The Movie Slot Machine: 12 Random Movies, One Specific Viewer
"May has 31 days… May has 31 days... May has 31 days... May has 31 days..."
That's been my mantra since pulling up the newly re-tooled Movie Slot Machine's selections for May. Out of the 12 movies it has chosen for me to watch this month, three of them combine for a longer running time than the other nine put together. I was tempted to monkey with the results, but after April's flu-riddled, lazy final week, I figure a movie-workout might help me clean out the remaining toxins. It's certainly a compelling and provocative schedule, and evidence that my engineers have successfully fixed the Movie Slot Machine's earlier predilection for spewing out uninspiring choices.
Here's how I changed the Movie Slot Machine prior to May's selections:
Previously, I had four separate criteria for choosing movies: my personal watchlist of interesting movies, a crowd-sourced roster of notable actors, a crowd-sourced roster of notable directors, and a variety of curated movie lists from sources such as film festivals, awards organizations, prominent critics and other groups.
I combined all of these previously separated criteria — as well as adding in 20 Flickcharts from last year's Peer Review project — into one long list of 230 film-filtering rules.
I ran this one omnibus list through Random.org twelve times, each time assigning the top rule to one of the twelve slots in May's schedule.

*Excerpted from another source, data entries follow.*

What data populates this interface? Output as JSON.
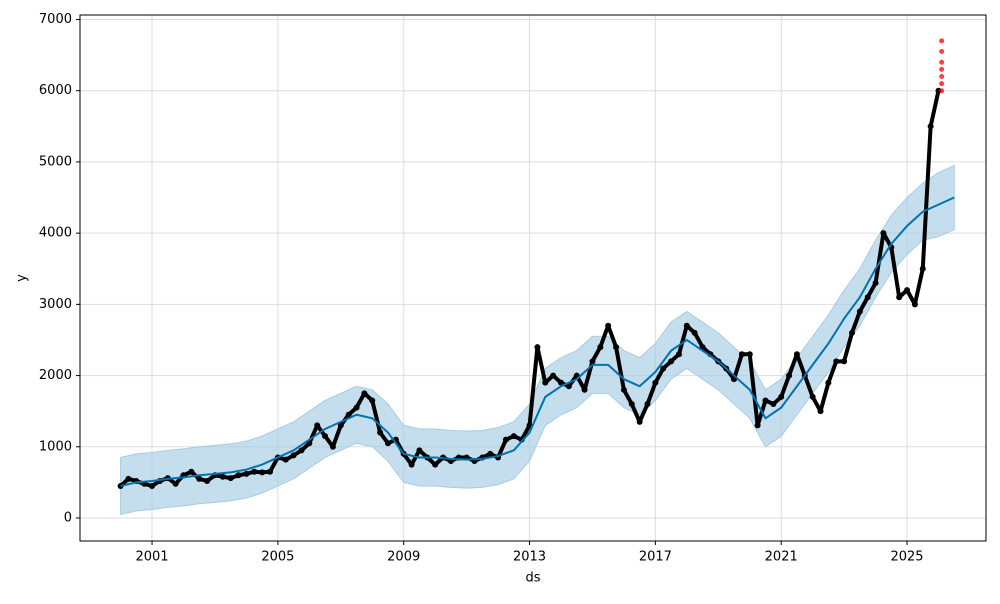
{
  "chart_data": {
    "type": "forecast",
    "xlabel": "ds",
    "ylabel": "y",
    "xlim": [
      1998.71,
      2027.51
    ],
    "ylim": [
      -323,
      7063
    ],
    "xticks": [
      2001,
      2005,
      2009,
      2013,
      2017,
      2021,
      2025
    ],
    "yticks": [
      0,
      1000,
      2000,
      3000,
      4000,
      5000,
      6000,
      7000
    ],
    "grid": true,
    "observed": {
      "color": "#000000",
      "x": [
        2000,
        2000.25,
        2000.5,
        2000.75,
        2001,
        2001.25,
        2001.5,
        2001.75,
        2002,
        2002.25,
        2002.5,
        2002.75,
        2003,
        2003.25,
        2003.5,
        2003.75,
        2004,
        2004.25,
        2004.5,
        2004.75,
        2005,
        2005.25,
        2005.5,
        2005.75,
        2006,
        2006.25,
        2006.5,
        2006.75,
        2007,
        2007.25,
        2007.5,
        2007.75,
        2008,
        2008.25,
        2008.5,
        2008.75,
        2009,
        2009.25,
        2009.5,
        2009.75,
        2010,
        2010.25,
        2010.5,
        2010.75,
        2011,
        2011.25,
        2011.5,
        2011.75,
        2012,
        2012.25,
        2012.5,
        2012.75,
        2013,
        2013.25,
        2013.5,
        2013.75,
        2014,
        2014.25,
        2014.5,
        2014.75,
        2015,
        2015.25,
        2015.5,
        2015.75,
        2016,
        2016.25,
        2016.5,
        2016.75,
        2017,
        2017.25,
        2017.5,
        2017.75,
        2018,
        2018.25,
        2018.5,
        2018.75,
        2019,
        2019.25,
        2019.5,
        2019.75,
        2020,
        2020.25,
        2020.5,
        2020.75,
        2021,
        2021.25,
        2021.5,
        2021.75,
        2022,
        2022.25,
        2022.5,
        2022.75,
        2023,
        2023.25,
        2023.5,
        2023.75,
        2024,
        2024.25,
        2024.5,
        2024.75,
        2025,
        2025.25,
        2025.5,
        2025.75,
        2026
      ],
      "values": [
        450,
        550,
        520,
        480,
        450,
        520,
        560,
        480,
        600,
        650,
        550,
        520,
        600,
        580,
        560,
        600,
        620,
        650,
        640,
        650,
        850,
        820,
        880,
        950,
        1050,
        1300,
        1150,
        1000,
        1300,
        1450,
        1550,
        1750,
        1650,
        1200,
        1050,
        1100,
        900,
        750,
        950,
        850,
        750,
        850,
        800,
        850,
        850,
        800,
        850,
        900,
        850,
        1100,
        1150,
        1100,
        1300,
        2400,
        1900,
        2000,
        1900,
        1850,
        2000,
        1800,
        2200,
        2400,
        2700,
        2400,
        1800,
        1600,
        1350,
        1600,
        1900,
        2100,
        2200,
        2300,
        2700,
        2600,
        2400,
        2300,
        2200,
        2100,
        1950,
        2300,
        2300,
        1300,
        1650,
        1600,
        1700,
        2000,
        2300,
        2000,
        1700,
        1500,
        1900,
        2200,
        2200,
        2600,
        2900,
        3100,
        3300,
        4000,
        3800,
        3100,
        3200,
        3000,
        3500,
        5500,
        6000
      ]
    },
    "forecast": {
      "color": "#0072B2",
      "band_color": "#a6cce3",
      "x": [
        2000,
        2000.5,
        2001,
        2001.5,
        2002,
        2002.5,
        2003,
        2003.5,
        2004,
        2004.5,
        2005,
        2005.5,
        2006,
        2006.5,
        2007,
        2007.5,
        2008,
        2008.5,
        2009,
        2009.5,
        2010,
        2010.5,
        2011,
        2011.5,
        2012,
        2012.5,
        2013,
        2013.5,
        2014,
        2014.5,
        2015,
        2015.5,
        2016,
        2016.5,
        2017,
        2017.5,
        2018,
        2018.5,
        2019,
        2019.5,
        2020,
        2020.5,
        2021,
        2021.5,
        2022,
        2022.5,
        2023,
        2023.5,
        2024,
        2024.5,
        2025,
        2025.5,
        2026,
        2026.5
      ],
      "values": [
        450,
        500,
        520,
        550,
        570,
        600,
        620,
        640,
        680,
        750,
        850,
        950,
        1100,
        1250,
        1350,
        1450,
        1400,
        1200,
        900,
        850,
        850,
        830,
        820,
        830,
        870,
        950,
        1200,
        1700,
        1850,
        1950,
        2150,
        2150,
        1950,
        1850,
        2050,
        2350,
        2500,
        2350,
        2200,
        2000,
        1800,
        1400,
        1550,
        1850,
        2150,
        2450,
        2800,
        3100,
        3500,
        3850,
        4100,
        4300,
        4400,
        4500
      ],
      "lower": [
        50,
        100,
        120,
        150,
        170,
        200,
        220,
        240,
        280,
        350,
        450,
        550,
        700,
        850,
        950,
        1050,
        1000,
        800,
        500,
        450,
        450,
        430,
        420,
        430,
        470,
        550,
        800,
        1300,
        1450,
        1550,
        1750,
        1750,
        1550,
        1450,
        1650,
        1950,
        2100,
        1950,
        1800,
        1600,
        1400,
        1000,
        1150,
        1450,
        1750,
        2050,
        2400,
        2700,
        3100,
        3450,
        3700,
        3900,
        3950,
        4050
      ],
      "upper": [
        850,
        900,
        920,
        950,
        970,
        1000,
        1020,
        1040,
        1080,
        1150,
        1250,
        1350,
        1500,
        1650,
        1750,
        1850,
        1800,
        1600,
        1300,
        1250,
        1250,
        1230,
        1220,
        1230,
        1270,
        1350,
        1600,
        2100,
        2250,
        2350,
        2550,
        2550,
        2350,
        2250,
        2450,
        2750,
        2900,
        2750,
        2600,
        2400,
        2200,
        1800,
        1950,
        2250,
        2550,
        2850,
        3200,
        3500,
        3900,
        4250,
        4500,
        4700,
        4850,
        4950
      ]
    },
    "future": {
      "color": "#ff0000",
      "x": [
        2026.1,
        2026.1,
        2026.1,
        2026.1,
        2026.1,
        2026.1,
        2026.1
      ],
      "values": [
        6000,
        6100,
        6200,
        6300,
        6400,
        6550,
        6700
      ]
    }
  }
}
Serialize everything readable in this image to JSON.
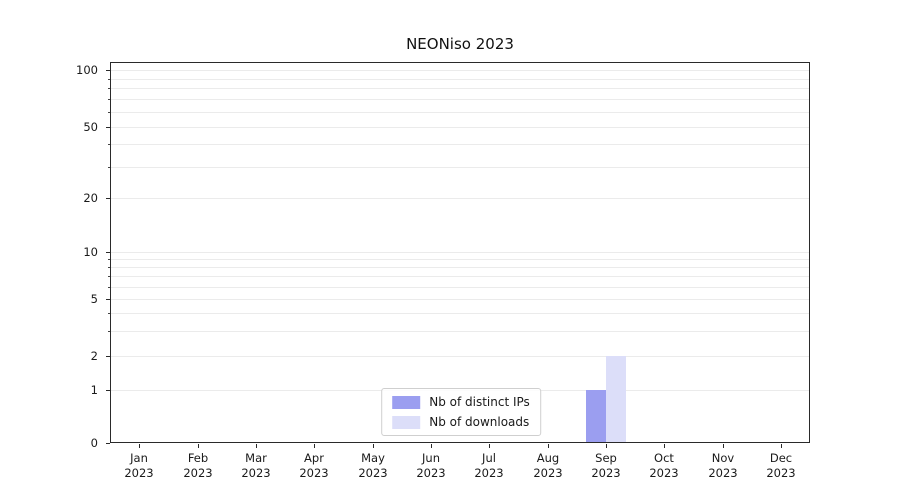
{
  "chart_data": {
    "type": "bar",
    "title": "NEONiso 2023",
    "categories": [
      "Jan 2023",
      "Feb 2023",
      "Mar 2023",
      "Apr 2023",
      "May 2023",
      "Jun 2023",
      "Jul 2023",
      "Aug 2023",
      "Sep 2023",
      "Oct 2023",
      "Nov 2023",
      "Dec 2023"
    ],
    "series": [
      {
        "name": "Nb of distinct IPs",
        "color": "#9b9ef0",
        "values": [
          0,
          0,
          0,
          0,
          0,
          0,
          0,
          0,
          1,
          0,
          0,
          0
        ]
      },
      {
        "name": "Nb of downloads",
        "color": "#dcdef9",
        "values": [
          0,
          0,
          0,
          0,
          0,
          0,
          0,
          0,
          2,
          0,
          0,
          0
        ]
      }
    ],
    "xlabel": "",
    "ylabel": "",
    "yscale": "symlog",
    "ylim": [
      0,
      100
    ],
    "y_ticks": [
      0,
      1,
      2,
      5,
      10,
      20,
      50,
      100
    ],
    "grid": "horizontal-minor",
    "legend_position": "lower center"
  }
}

Once a rule was assigned to each of the 12 slots, I located the highest-ranked movie that I hadn't seen (usually according to Flickchart's global rankings, with a couple of exceptions) which fit that rule.
Here are the rules and movies that were allotted to each of May's 12 slots:
Director: Alfred Hitchcock / Spellbound (1945) — I watched a lot of Hitchcock's classics in the late 1980s and have been slowly revisiting them. I can't recall anything about Spellbound, which is the highest ranked Hitchcock on Flickchart that's not on my own chart.